The data we need for this example is deposited in ArrayExpress database under the accession number E-MTAB-3929 . This single cell data was collected from human preimplantation embryos at different timepoints. We import the data into Orange using The Load Data widget, followed by Genes widget. Alternatively, you can load the human preimplantation embryos dataset using Single Cell Datasets widget. Employing Create Class widget helps us to classificate cells based on the sampling day.
We are now ready to dive into a more demanding task of separating cells based on their biological sex. In order to do that, we need to score cells based on X- and Y-linked genes. We shall start with the Y-linked genes. Firstly, we connect a new Data Table widget from the data we normalised so far and use it as the first input for the Score Cell widget. As the second input, we select Y-linked genes (AMELY , DAZ1, Ddx3y, EIF1AY, KDM5D, PCDH11Y, RBMY1A1, RPS4Y1, RPS4Y2, SRY , TSPY1, USP9Y, UTY, ZFY) in a separate Data Table into which we have imported the genes from the Genes widget.
Distribution widget is the most fitting way to depict the scores.
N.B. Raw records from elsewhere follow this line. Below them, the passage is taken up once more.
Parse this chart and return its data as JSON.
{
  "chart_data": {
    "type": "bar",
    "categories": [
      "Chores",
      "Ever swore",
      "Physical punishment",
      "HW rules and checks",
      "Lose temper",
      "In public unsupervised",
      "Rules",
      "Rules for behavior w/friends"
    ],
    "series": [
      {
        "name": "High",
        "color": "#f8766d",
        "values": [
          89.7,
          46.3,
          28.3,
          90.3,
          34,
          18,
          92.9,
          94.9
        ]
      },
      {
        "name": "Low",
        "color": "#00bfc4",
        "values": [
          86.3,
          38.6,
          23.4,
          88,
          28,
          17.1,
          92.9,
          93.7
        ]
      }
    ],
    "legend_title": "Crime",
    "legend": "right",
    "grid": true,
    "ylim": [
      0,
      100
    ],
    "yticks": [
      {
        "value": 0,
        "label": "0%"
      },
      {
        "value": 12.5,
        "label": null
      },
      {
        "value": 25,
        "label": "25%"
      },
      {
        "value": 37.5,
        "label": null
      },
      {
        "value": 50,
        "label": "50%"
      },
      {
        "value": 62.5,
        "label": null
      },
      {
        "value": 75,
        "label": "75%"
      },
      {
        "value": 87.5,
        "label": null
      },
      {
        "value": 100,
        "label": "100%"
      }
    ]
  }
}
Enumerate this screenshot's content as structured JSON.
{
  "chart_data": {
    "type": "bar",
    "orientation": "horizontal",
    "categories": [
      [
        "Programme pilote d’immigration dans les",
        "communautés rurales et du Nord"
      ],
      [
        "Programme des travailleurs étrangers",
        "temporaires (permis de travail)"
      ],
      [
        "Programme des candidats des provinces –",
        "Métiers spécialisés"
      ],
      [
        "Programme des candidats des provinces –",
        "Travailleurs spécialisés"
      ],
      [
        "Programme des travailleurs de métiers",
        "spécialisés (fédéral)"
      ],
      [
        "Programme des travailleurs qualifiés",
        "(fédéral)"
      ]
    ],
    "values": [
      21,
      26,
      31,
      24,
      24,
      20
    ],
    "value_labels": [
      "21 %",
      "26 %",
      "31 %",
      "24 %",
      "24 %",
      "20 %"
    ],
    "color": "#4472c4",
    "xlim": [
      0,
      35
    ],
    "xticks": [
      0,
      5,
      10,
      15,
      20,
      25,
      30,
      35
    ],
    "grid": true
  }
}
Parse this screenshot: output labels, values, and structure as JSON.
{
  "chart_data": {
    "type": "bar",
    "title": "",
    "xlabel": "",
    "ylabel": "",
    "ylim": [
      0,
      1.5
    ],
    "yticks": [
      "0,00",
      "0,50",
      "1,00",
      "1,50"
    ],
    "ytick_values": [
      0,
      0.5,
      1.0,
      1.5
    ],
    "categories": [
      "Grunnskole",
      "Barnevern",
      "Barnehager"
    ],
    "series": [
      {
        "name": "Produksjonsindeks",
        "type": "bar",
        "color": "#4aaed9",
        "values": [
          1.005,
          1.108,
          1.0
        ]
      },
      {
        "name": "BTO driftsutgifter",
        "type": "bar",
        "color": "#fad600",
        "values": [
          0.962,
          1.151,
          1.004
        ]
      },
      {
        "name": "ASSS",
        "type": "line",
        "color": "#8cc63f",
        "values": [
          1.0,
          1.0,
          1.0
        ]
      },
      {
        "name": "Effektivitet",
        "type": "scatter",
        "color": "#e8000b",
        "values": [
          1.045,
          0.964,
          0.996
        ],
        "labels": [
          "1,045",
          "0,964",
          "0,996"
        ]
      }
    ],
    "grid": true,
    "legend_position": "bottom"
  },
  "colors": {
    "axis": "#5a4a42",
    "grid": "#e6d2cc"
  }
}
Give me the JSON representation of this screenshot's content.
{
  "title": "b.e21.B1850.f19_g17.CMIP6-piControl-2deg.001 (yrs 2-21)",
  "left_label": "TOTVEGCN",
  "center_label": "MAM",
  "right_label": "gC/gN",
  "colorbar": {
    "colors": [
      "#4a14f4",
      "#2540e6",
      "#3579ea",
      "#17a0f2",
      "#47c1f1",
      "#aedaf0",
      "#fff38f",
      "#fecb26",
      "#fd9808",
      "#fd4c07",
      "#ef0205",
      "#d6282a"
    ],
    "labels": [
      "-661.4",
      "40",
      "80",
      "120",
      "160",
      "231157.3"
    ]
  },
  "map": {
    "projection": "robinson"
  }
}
Observing the outcome, we can quickly deduce that the bar on the far left is representative of the cells with the XX karyotype and the rest represent cells from male embryos.
To check weather Y-linked genes are ubiquitously expressed at all stages of preimplantation embryos, we foremost have to elect the cells with XY karyotype. We utilise the Data Table widget and sort the cells according to their score for Y-linked genes. Judging from the distribution, a good cut off mark for the XY cells seems to lie between 0.1 and 0.2, therefore we select cells with the score of at least 0.2. The Box Plot widget reveals an increase between E3 (day 3) and E4 (day 4).
As demonstrated by Petropoulos et al. this is due to incomplete zygotic genome activation at E3, since cells at this stage still contain lingering maternal transcripts.
The best way to visualise the cells, we determined to have XY karyotype, is t-SNE. To separate cells with XY karyotype from those with XX karyotype, we use the Select Rows widget. We select the same cut off mark for the XY cells as before: 0.2, then we proceed to transfer all the data from the Select Rows widget to t-SNE widget.
In t-SNE widget we colour cells according to their class, size them according to their score and chose shape to separate the cells with XY karyotype we selected in Select Rows widget from those with XX karyotype.
Samples from all timepoints include male (Yes) and female (No) embryos.
Additionally, we can check expression of X-linked genes to exclude any cells with too low overall expression profiles and asses the possibility of X0 karyotype. We aproach this the same way as before; by selecting X-linked genes (AMELX, DDX3X, EIF1AX,KDM5C, PCDH11X, RPS4X, SOX3, USP9X, UTX) in a separate Data Table and scoring cells with them.
Some of the cells seem to have suspiciously low expression of X chromosome. A probable reason for this observation could be that at least one of the embryos in this dataset has X0 karyotype.
To see just how few of the cells exhibit X0 karyotype, we select cells with score of at least 1 in Select Rows widget and use the same displaying options as before in t-SNE widget.
Most of the cells with X0 karyotype (displayed as No) appear to be in the E5 sampling cluster, which is the exact sampling time where Petropoulos et al. identified one embryo with Turner syndrome.
In conclusion, today we have showed how scOrange can be used to sort cells by karyotype and study time of activation of chromosomes in human preimplantation embryos.
Petropoulos, S., Edsgärd, D., Reinius et al. (2016). Single-Cell RNA-Seq Reveals Lineage and X Chromosome Dynamics in Human Preimplantation Embryos. Cell, 165(4), 1012–1026.